メディアリア「き、金吾さん……だめ……そんなの……!」

 その声は震え、掠れていた。

 金吾の心が、どこか取り返しのつかない場所へ歩き出してしまったのを、彼女だけが本能で察していた。

 金吾はそっと彼女の手を包み込む。

 その手は小さくて、温かくて――

 だからこそ、離さなければならなかった。

 ゆっくりと、袖から指を外させる。

金吾「ゴメンな、メディアリア。
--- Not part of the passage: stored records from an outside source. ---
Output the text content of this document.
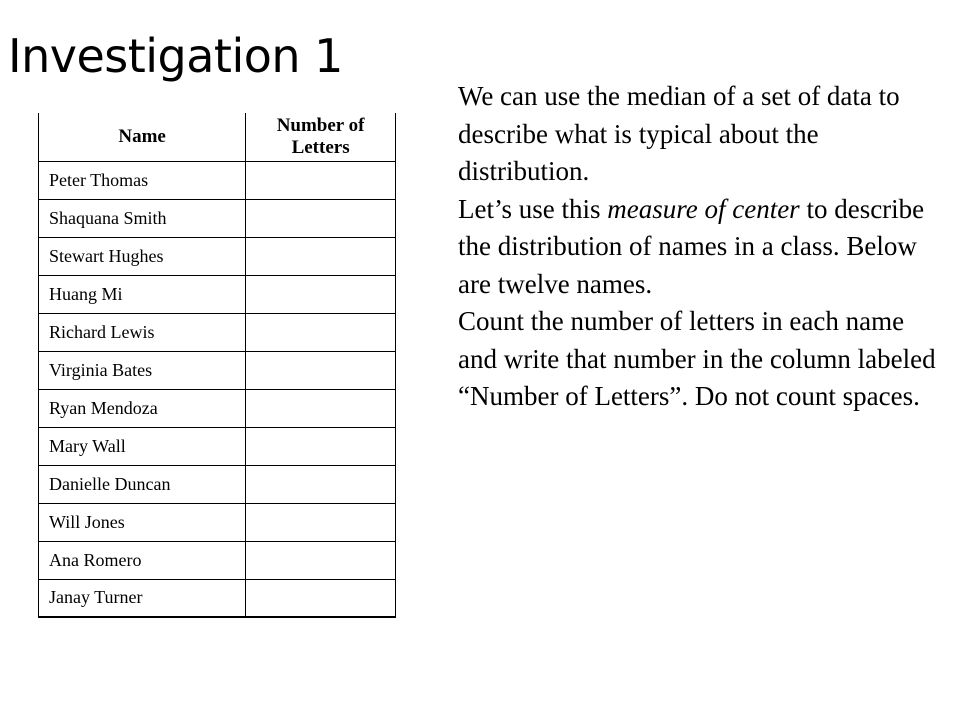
Investigation 1
Name	Number of
Letters
Peter Thomas	
Shaquana Smith	
Stewart Hughes	
Huang Mi	
Richard Lewis	
Virginia Bates	
Ryan Mendoza	
Mary Wall	
Danielle Duncan	
Will Jones	
Ana Romero	
Janay Turner	

We can use the median of a set of data to describe what is typical about the distribution.

Let’s use this measure of center to describe the distribution of names in a class. Below are twelve names.

Count the number of letters in each name and write that number in the column labeled “Number of Letters”. Do not count spaces.
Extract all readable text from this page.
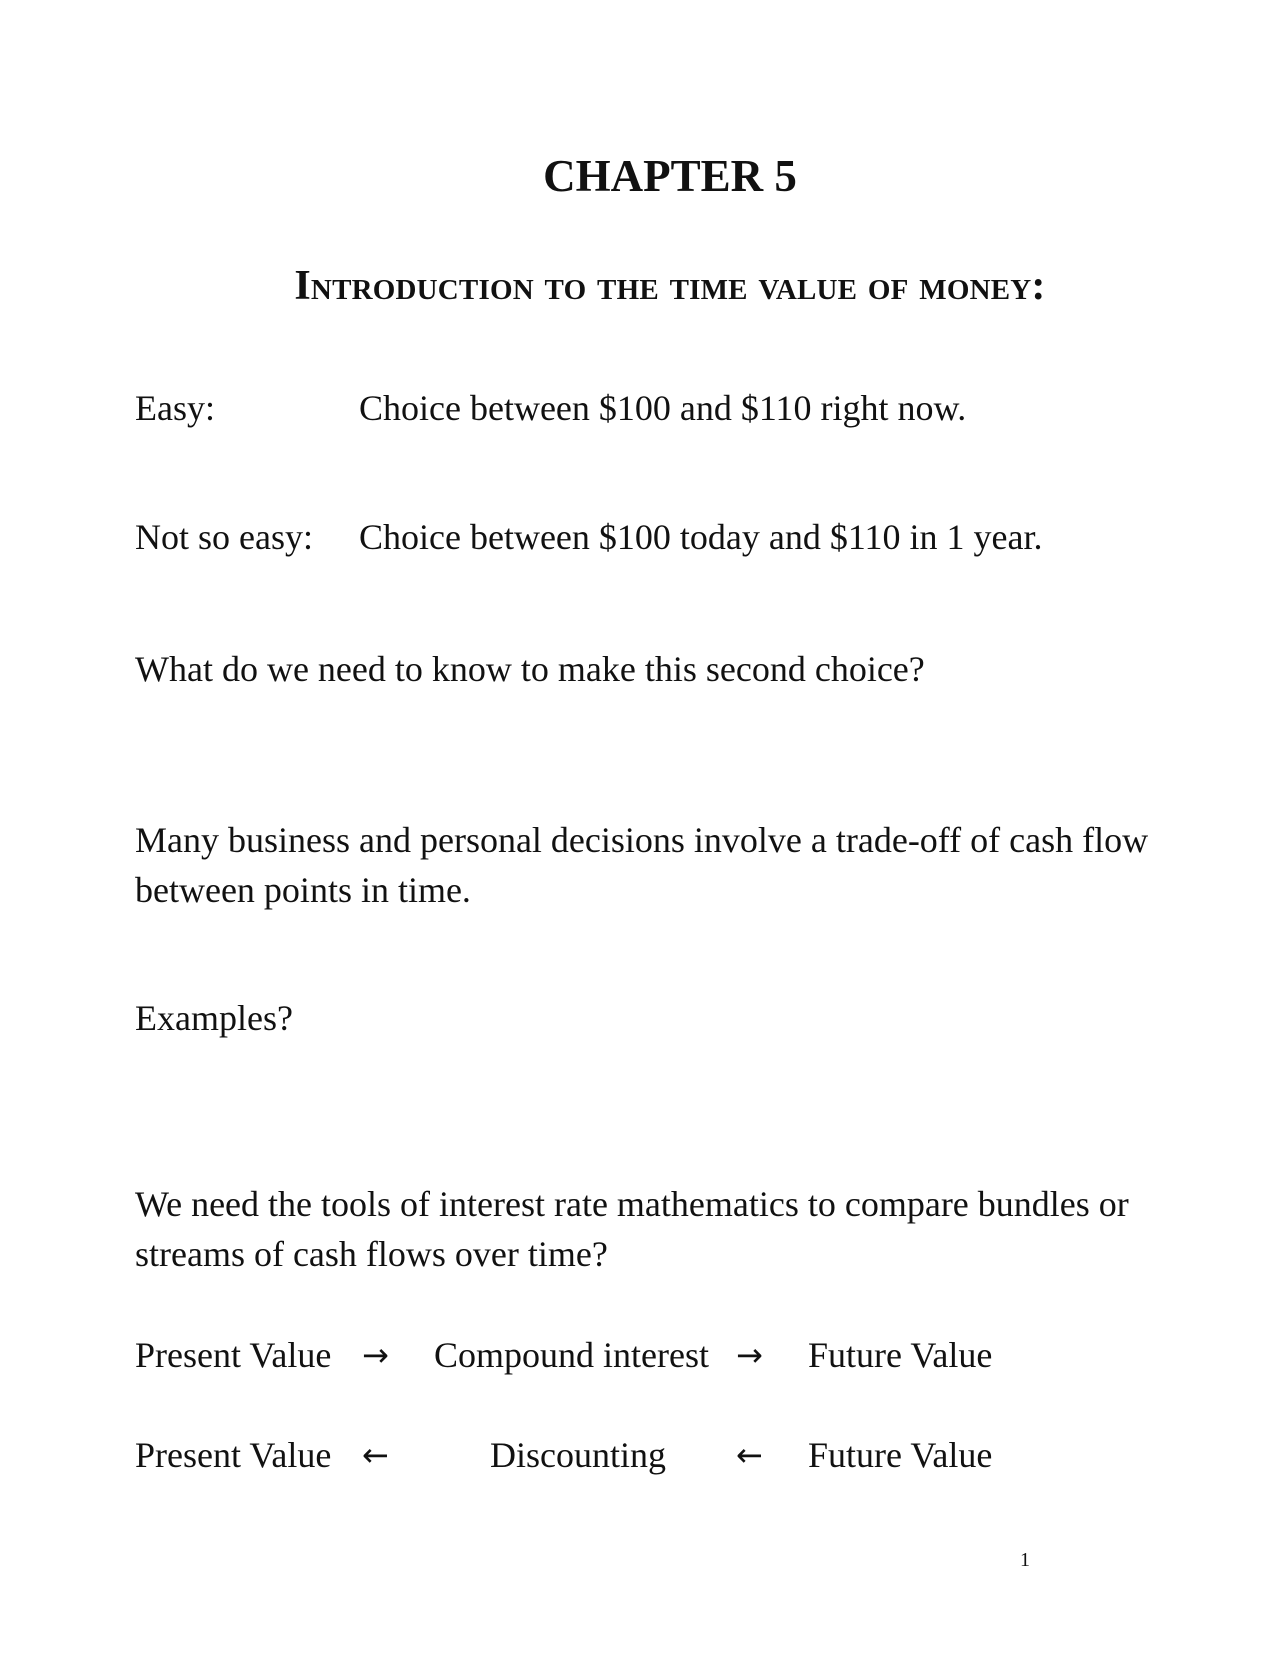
CHAPTER 5
Introduction to the time value of money:
Easy:	Choice between $100 and $110 right now.
Not so easy: Choice between $100 today and $110 in 1 year.
What do we need to know to make this second choice?
Many business and personal decisions involve a trade-off of cash flow between points in time.
Examples?
We need the tools of interest rate mathematics to compare bundles or streams of cash flows over time?
Present Value → Compound interest → Future Value
Present Value ←	Discounting ← Future Value
1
馬鹿な俺を許してくれ」 

 金吾はライガを真っ直ぐに見た。

金吾「俺の言葉なんて、誰も信じちゃいない。証拠を出しても、嘘だと言われる。だったら――」


金吾「命で証明するしかねぇだろうが!!」


 その瞬間、ライガの顔が真っ青になった。

ライガ「な、なに言ってんだよ……! お、お前みたいな雑魚と……!」

金吾「お前を、お前たちを、殺すことだけを考えてきた」

 金吾の声は静かだった。

 静かすぎて、逆にギルドの空気を震わせた。

金吾「雑魚には雑魚の戦い方があることを、教えてやるよ」

 バルドルが、ようやく口を開く。

バルドル「……おっさん。お前、本気で言ってんのか?」

 金吾はゆっくりとバルドルを見た。

 その目は、どこか遠くを見ているようで――

 それでも、揺らぎはなかった。

金吾「本気だ。俺の人生を壊した連中と……命を賭けて決着つける、その日を待ち望んでいた」

 そして――バルドルだけが、金吾の目を真正面から見つめていた。

 その目は、戦場で死を覚悟した戦士の目だった。

 ――覚悟を決めた者の目。

 もう誰にも止められない場所に立っている者の目。

 半ば、死人の目。

 ギルドのざわめきが遠のいていく。

 ロザリアの震えも、エレインの嗚咽も、ライガの狼狽も、メディアリアの必死な呼びかけすらも、金吾には届いていなかった。

 胸の奥にあった熱は、すでに冷え切っている。

 怒りも、悲しみも、悔しさも、とうに燃え尽きた。

 残っているのは――ただ一つの凍りついた決意だけだった。

 金吾は、静かに、しかし確かに言った。

金吾「俺は、きっと、この日のために生きてきたんだ」

 その声は、低く、乾いていて、まるで墓標に刻まれる言葉のように重かった。